Cordova's focus on space prompted one person in the audience to ask what she will do to sell NASA's aeronautics mission to the general public.

Cordova said Langley workers should "take some leadership," formulate ideas to promote their work and relay those suggestions to her. That response elicited grumbling from some who feel that aeronautics deserves more visible support in the highest levels of the agency.

The 46-year-old chief scientist is a self-described NASA outsider who until recently headed the Pennsylvania State University astronomy and astrophysics department.

She said she has been a NASA fan since she was a child and first saw images of orbiting satellites. She grew up wanting to be many things, ranging from journalist to novelist to physicist.

After earning an English degree from Stanford University, Cordova worked for the Los Angeles Times. She also was a guest editor for Mademoiselle. She left journalism to pursue astrophysics, she said, because of two things she saw: man landing on the moon, and a television program on cosmology, the study of the universe.

Cordova studied at the Massachusetts Institute of Technology and the California Institute of Technology, then worked at Los Alamos National Laboratory in New Mexico before going to Penn State, where she plans to return one day.

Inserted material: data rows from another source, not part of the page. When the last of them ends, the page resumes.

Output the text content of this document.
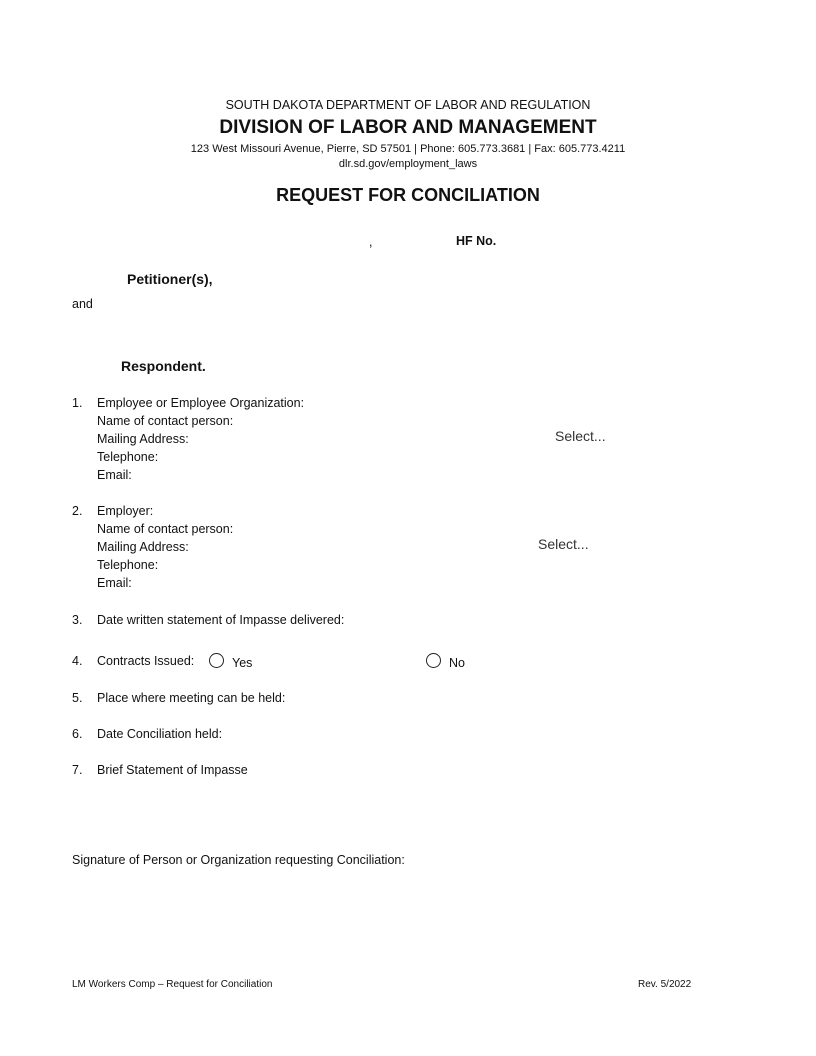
SOUTH DAKOTA DEPARTMENT OF LABOR AND REGULATION
DIVISION OF LABOR AND MANAGEMENT
123 West Missouri Avenue, Pierre, SD 57501 | Phone: 605.773.3681 | Fax: 605.773.4211
dlr.sd.gov/employment_laws
REQUEST FOR CONCILIATION
,	HF No.
Petitioner(s),
and
Respondent.
1. Employee or Employee Organization:
Name of contact person:
Mailing Address:	Select...
Telephone:
Email:
2. Employer:
Name of contact person:
Mailing Address:	Select...
Telephone:
Email:
3. Date written statement of Impasse delivered:
4. Contracts Issued:	Yes	No
5. Place where meeting can be held:
6. Date Conciliation held:
7. Brief Statement of Impasse
Signature of Person or Organization requesting Conciliation:
LM Workers Comp – Request for Conciliation	Rev. 5/2022
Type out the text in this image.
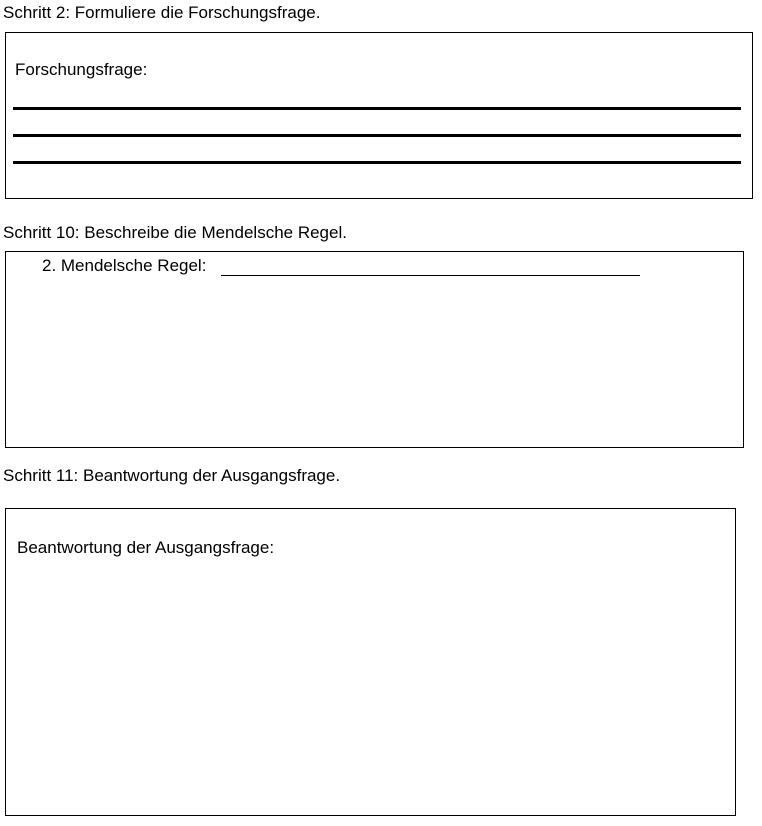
Schritt 2: Formuliere die Forschungsfrage.
Forschungsfrage:
Schritt 10: Beschreibe die Mendelsche Regel.
2. Mendelsche Regel:
Schritt 11: Beantwortung der Ausgangsfrage.
Beantwortung der Ausgangsfrage:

Cordova said this is "a significant moment in time" for NASA as shuttle astronauts attempt to fix the $1.5 billion Hubble Space Telescope, which is nearsighted because of a manufacturing flaw in its main mirror. Space scientists hope the telescope will provide the best view ever of the universe; space technologists hope a successful mission will quell doubt about whether complex jobs can be done in space.

If the telescope can't be fixed, space analysts say, it will be yet another blow to NASA's reputation and make it more difficult to get money for space research.

One of Cordova's jobs as chief scientist is to work with Congress, and she realizes the importance of the repair mission.

"But all of what NASA does, whether it's space or aeronautics, should have some element of risk in it," she said. "We're entrusted with taking risks. I don't believe we should shift our priorities away from risk altogether."